研究課題/領域番号 |
12J05304
|
研究機関 | 慶應義塾大学 |
研究代表者 |
深堀 遼太郎 慶應義塾大学, 商学研究科, 特別研究員(DC1)
|
キーワード | 満足度 / 就業 / 制度変更 / パネルデータ / マイクロデータ |
研究概要 |
当該年度は、前年度から積み残された課題について、一層の前進を図るとともに、「研究の目的」や「研究実施計画」に記載した新たな分析に着手した。具体的には、1. 育児・介護休業法の改正に伴って義務化された短時間勤務制度が、育児女性の離職や満足度に与えた影響に関する研究の公表と一層の深化、2. 2000年に施行された介護保険制度についての影響分析、3. 景気と満足度の関係についての分析を行った。 1.については、まず、前年度にディスカッションペーパーとして公表した論文を加筆修正したものが、書籍論文として刊行された。この研究では、育児・介護休業法における短時間勤務制度の義務化によって、仕事満足度が改善され、離職も抑制されている可能性が示唆された。しかしながら、この分析には義務化後に実際に制度が導入・利用されているかどうかを識別していない、などといった問題点が残されていたため、これらを克服した再検証を行った。

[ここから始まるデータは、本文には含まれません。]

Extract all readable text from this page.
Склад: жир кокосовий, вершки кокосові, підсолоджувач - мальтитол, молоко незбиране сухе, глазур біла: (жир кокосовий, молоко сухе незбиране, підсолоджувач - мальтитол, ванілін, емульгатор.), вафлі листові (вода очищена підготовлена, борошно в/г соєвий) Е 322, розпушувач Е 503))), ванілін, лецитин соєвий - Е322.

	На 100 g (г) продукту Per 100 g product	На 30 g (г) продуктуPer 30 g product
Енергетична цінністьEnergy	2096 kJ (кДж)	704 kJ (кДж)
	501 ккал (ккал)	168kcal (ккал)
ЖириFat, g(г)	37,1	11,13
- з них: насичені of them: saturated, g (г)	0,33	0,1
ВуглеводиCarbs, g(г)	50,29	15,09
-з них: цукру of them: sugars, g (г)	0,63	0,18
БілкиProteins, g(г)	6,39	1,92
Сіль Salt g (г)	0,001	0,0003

分析の結果、制度導入が満足度指標を向上させる証左は得ることはできなかった(並行して離職についても分析したが、離職については限定的に離職抑制に影響していた)。 2.の分析においては、介護保険の導入が、要介護者を抱える人々の就業や満足度(生活満足度・健康満足度)などに影響を与えたのかどうかを、DID法によって分析しているが、満足度に影響を与えたということは確認できていない。 以上の分析により、制度変更によって満足度を向上させることは容易ではないと明らかになってきた。 3.については、データを入手して分析を行っている段階である。
|
現在までの達成度 (区分) |
現在までの達成度 (区分)
2: おおむね順調に進展している
理由
複数の制度変更に着目し、制度変更の影響について、様々な研究を行い、論文の形で公表した。それに加えて、当該年度から新たな分析にも着手できている。
|
今後の研究の推進方策 |
ミクロ計量経済学的な手法によって満足度と就業行動について分析を進め、最終年度としての成果をまとめる方針である。